Martin Kuz writes that in court “the nation´s biggest company has scruples as low as its prices. In the last six years, judges have slapped the company with at least 75 sanctions for destroying, altering, and hiding evidence, according to documents filed in numerous suits against Wal-Mart across the country,” says Kuz. “At first blush, 75 violations amid thousands of cases seems an irrelevant percentage — except that the number appears to represent more sanctions than those of all other Fortune 500 companies combined. The penalties also expose the contradiction between Wal-Mart´s down-home image and its back-alley legal tactics.”
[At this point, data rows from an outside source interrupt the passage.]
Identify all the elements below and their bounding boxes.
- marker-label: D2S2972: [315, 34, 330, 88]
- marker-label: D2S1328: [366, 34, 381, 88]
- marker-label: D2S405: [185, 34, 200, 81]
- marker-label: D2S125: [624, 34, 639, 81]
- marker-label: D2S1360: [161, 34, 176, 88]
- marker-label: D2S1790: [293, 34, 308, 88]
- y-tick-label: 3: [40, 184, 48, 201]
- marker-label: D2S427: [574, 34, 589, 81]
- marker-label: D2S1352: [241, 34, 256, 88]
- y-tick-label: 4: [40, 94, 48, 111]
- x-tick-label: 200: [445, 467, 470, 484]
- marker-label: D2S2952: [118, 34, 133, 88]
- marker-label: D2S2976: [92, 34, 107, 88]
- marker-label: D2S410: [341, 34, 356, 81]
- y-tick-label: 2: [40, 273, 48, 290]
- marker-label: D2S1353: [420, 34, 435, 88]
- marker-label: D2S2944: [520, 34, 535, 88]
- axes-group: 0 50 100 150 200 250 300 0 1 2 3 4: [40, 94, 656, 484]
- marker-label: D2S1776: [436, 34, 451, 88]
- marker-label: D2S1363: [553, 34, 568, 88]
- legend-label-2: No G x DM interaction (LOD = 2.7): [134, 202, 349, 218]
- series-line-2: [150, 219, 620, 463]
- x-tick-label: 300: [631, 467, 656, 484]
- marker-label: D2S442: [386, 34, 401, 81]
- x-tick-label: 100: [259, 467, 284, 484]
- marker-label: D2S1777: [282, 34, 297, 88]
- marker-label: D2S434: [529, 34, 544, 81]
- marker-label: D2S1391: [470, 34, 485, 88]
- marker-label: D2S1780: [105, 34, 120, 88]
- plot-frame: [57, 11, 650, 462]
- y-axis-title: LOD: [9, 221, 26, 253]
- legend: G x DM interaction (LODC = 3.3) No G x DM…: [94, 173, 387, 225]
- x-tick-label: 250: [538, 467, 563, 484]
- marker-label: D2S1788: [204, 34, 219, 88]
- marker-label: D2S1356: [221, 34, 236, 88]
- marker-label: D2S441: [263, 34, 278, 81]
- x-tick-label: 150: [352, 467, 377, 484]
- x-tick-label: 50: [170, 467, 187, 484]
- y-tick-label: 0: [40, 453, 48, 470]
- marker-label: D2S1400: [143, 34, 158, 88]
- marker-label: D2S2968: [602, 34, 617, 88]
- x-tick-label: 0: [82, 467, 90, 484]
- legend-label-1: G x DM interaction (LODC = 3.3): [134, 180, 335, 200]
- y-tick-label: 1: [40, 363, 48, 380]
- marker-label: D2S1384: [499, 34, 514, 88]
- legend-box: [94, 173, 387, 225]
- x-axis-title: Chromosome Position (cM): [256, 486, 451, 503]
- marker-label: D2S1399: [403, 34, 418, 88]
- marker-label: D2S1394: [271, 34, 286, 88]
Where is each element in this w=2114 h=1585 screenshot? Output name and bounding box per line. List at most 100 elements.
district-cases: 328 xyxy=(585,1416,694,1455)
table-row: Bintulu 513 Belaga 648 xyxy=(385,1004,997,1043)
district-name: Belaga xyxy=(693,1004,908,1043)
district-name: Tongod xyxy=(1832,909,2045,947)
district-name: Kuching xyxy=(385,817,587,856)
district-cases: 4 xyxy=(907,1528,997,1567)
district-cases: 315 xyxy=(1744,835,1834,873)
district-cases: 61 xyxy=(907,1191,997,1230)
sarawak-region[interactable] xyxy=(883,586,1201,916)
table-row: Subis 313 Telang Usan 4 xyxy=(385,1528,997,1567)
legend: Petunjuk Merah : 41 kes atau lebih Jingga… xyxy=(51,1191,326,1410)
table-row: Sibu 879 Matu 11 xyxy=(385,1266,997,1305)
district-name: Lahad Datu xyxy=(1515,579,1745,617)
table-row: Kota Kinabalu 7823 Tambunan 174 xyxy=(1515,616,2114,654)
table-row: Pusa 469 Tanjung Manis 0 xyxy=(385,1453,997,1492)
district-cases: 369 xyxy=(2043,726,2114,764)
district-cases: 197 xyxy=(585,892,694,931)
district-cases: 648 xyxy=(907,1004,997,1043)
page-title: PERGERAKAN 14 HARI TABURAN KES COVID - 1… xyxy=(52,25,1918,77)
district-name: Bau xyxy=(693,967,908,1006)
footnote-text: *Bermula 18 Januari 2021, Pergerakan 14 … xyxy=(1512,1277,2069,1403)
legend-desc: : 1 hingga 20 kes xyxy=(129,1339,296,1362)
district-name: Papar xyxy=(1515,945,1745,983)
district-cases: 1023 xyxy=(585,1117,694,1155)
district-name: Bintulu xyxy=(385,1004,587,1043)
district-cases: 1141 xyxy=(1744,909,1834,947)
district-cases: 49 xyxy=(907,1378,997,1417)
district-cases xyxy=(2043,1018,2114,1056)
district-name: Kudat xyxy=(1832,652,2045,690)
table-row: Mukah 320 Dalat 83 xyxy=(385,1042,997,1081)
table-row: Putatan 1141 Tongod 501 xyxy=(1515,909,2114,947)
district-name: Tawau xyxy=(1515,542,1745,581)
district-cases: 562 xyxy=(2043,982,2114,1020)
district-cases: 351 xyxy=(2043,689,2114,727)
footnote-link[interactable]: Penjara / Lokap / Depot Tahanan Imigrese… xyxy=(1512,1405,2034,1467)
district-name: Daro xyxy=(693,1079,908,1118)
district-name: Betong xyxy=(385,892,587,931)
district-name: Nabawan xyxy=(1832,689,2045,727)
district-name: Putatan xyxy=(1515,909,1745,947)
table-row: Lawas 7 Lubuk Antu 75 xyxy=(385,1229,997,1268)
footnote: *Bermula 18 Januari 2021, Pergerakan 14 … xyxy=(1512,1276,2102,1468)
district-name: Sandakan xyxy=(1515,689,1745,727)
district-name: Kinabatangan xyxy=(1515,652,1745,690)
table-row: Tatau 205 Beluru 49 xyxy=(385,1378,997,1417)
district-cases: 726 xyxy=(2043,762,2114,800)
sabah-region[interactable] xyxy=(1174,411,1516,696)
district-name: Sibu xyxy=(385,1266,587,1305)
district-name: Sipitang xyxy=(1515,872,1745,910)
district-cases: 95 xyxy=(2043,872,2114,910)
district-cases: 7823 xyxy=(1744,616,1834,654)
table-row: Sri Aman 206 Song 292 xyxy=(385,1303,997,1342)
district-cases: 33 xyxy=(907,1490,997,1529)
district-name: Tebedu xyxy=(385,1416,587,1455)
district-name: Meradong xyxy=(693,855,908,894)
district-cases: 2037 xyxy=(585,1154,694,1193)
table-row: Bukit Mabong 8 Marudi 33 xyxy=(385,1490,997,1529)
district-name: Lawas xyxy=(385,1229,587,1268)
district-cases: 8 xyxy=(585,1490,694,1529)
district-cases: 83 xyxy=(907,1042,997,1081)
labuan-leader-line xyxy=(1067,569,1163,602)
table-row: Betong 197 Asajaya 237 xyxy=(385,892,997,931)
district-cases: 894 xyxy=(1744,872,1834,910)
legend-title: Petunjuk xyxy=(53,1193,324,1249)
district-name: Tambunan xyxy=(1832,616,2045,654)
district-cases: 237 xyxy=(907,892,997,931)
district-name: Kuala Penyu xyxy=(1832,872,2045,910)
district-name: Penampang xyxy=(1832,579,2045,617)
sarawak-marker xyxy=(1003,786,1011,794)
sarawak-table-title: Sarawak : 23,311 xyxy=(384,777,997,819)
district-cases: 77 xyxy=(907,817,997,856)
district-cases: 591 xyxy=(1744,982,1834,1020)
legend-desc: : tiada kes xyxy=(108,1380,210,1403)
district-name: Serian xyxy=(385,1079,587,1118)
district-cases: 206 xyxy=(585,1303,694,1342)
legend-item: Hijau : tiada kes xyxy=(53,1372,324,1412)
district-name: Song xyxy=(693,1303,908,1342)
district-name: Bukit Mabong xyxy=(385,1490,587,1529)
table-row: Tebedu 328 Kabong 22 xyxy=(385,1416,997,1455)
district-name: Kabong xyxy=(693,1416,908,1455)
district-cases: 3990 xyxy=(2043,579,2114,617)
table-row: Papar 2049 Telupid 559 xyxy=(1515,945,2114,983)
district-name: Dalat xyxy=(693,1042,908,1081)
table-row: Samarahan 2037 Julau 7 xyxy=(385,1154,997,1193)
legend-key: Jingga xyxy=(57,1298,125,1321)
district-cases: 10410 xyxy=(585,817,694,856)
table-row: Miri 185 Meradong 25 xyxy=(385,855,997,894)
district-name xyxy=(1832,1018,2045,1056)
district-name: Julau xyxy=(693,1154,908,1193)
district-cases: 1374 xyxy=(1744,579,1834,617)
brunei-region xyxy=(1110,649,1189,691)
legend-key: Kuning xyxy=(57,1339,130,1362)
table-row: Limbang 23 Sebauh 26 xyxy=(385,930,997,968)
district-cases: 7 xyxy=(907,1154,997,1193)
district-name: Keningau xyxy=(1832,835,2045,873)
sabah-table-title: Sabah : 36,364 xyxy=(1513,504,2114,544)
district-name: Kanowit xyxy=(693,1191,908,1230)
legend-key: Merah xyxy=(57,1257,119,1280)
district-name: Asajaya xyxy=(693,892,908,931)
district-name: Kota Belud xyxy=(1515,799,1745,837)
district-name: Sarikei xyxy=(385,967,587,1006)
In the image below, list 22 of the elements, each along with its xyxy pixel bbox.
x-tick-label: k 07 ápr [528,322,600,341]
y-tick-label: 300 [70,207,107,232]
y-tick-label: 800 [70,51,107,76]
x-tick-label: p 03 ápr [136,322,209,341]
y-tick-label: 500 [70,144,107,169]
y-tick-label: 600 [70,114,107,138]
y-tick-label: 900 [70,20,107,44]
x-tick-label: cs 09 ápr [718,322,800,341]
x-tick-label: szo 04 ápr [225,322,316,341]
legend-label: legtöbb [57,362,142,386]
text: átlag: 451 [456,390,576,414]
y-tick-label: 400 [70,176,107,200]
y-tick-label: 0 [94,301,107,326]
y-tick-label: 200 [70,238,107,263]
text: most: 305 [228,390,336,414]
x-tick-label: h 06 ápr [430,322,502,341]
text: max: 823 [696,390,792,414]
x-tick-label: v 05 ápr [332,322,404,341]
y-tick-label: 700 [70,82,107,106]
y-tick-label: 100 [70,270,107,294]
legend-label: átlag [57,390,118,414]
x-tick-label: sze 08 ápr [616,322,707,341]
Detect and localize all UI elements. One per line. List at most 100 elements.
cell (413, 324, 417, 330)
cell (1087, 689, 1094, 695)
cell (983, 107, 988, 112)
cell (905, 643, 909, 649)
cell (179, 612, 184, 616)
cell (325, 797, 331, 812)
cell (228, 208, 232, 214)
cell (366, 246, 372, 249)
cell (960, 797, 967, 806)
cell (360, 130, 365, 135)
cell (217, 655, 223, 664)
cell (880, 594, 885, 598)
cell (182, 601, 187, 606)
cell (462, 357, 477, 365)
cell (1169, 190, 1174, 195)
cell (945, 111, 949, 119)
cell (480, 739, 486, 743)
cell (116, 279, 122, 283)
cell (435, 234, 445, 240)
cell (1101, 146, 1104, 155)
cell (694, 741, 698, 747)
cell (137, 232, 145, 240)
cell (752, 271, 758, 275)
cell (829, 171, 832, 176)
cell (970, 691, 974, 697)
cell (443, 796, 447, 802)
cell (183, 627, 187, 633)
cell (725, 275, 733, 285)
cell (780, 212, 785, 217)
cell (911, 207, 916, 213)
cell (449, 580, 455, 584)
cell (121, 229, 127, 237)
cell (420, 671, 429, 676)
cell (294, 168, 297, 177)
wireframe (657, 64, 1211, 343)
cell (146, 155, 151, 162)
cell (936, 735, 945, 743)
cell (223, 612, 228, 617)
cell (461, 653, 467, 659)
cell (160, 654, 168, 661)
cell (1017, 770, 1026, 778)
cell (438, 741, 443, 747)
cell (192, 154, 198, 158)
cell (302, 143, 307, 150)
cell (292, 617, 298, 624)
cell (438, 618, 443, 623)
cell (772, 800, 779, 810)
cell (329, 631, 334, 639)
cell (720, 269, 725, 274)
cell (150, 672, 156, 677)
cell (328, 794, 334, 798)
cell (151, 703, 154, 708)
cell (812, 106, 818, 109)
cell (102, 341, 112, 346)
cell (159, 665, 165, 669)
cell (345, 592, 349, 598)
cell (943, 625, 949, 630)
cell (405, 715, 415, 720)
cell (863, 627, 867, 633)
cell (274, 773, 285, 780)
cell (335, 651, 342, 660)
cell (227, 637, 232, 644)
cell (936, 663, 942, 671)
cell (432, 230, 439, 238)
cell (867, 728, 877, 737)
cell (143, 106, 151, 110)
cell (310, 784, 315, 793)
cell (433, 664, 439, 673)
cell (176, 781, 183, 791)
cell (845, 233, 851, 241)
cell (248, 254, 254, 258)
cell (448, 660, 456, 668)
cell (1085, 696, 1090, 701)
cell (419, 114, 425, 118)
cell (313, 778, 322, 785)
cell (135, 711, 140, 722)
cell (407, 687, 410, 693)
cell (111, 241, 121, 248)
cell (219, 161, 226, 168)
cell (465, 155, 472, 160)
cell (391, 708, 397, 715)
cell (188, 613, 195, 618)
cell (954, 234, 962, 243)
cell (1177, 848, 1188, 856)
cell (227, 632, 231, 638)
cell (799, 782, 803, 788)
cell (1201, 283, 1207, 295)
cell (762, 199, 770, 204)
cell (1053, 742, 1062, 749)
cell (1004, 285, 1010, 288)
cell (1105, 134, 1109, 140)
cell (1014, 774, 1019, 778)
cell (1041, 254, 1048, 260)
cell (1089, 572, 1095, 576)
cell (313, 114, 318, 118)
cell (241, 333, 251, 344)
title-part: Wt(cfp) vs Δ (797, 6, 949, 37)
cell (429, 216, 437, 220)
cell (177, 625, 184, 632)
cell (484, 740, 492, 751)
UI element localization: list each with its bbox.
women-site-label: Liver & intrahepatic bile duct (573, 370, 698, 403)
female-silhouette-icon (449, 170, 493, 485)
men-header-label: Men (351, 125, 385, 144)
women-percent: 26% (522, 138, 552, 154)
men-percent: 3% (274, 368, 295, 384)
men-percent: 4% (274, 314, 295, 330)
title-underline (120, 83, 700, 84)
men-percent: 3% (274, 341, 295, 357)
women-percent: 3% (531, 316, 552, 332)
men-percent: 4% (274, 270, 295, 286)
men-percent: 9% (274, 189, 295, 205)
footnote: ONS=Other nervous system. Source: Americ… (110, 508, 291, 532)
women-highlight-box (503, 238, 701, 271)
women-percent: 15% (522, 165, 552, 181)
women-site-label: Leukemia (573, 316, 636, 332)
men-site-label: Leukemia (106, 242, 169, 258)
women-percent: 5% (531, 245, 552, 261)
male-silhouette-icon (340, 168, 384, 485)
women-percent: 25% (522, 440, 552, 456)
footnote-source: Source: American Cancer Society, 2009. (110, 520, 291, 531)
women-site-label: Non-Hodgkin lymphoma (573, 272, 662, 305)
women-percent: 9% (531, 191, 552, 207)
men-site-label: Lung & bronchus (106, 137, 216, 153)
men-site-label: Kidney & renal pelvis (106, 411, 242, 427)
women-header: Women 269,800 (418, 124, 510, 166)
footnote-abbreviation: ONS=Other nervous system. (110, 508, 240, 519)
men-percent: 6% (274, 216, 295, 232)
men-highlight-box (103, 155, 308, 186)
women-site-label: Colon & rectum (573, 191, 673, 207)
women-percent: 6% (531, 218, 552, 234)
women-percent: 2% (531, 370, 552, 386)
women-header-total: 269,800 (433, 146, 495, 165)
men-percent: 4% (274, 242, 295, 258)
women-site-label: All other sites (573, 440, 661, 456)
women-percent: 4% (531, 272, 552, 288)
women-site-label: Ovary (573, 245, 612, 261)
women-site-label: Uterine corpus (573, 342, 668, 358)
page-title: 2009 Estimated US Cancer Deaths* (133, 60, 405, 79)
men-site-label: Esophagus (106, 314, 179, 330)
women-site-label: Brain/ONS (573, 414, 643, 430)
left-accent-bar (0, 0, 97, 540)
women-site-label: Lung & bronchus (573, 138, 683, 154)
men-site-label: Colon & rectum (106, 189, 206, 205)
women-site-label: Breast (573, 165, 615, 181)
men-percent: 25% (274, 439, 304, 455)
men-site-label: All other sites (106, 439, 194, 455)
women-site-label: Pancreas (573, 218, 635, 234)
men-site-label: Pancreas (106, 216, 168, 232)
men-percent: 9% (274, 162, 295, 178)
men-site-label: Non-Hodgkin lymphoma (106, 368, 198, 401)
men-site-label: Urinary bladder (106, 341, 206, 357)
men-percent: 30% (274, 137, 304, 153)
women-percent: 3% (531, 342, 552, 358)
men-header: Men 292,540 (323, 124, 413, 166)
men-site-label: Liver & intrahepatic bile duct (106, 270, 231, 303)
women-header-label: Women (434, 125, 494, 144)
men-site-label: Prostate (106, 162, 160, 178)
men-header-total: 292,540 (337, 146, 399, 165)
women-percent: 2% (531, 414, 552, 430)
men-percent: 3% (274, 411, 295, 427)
According to Jim Hightower, “The Equal Employment Opportunity Commission has had to file more suits against the Bentonville billionaires club for cases of disability discrimination than any other corporation. A top EEOC lawyer told Business Week, “I have never seen this kind of blatant disregard for the law.”
“The company´s approach has become so notorious,” says Kuz, “that an Alabama judge, irritated by Wal-Mart lawyers skirting questions about past violations, fumed, “Is there something in the drinking water in Arkansas that says that perjury is all right?
The Pusher
In a recent issue of Supermarket News industry observer Chuck Cerankosky says that we can expect to see increased consolidation in the grocery industry because of even more fierce price competition. Cerankosky says the consolidation will come about, not through acquisition, but merely by “pushing” some people out of business. Guess who is expected to be the biggest “pusher?”
Isn´t it ironic that Sam Walton, the personification of small town America and often pictured driving his beat-up old pickup, built an empire that now promises to suck the life out of small town America? First to succumb were the small business owners on Main Street. In Wal-Mart´s wake ghost towns were left behind where once proud communities used to thrive. Sadly, before the Arkansas kissing cousins of Tyson and Wal-Mart are finished with their business, tumble weeds may be blowing over deserted cow country as well.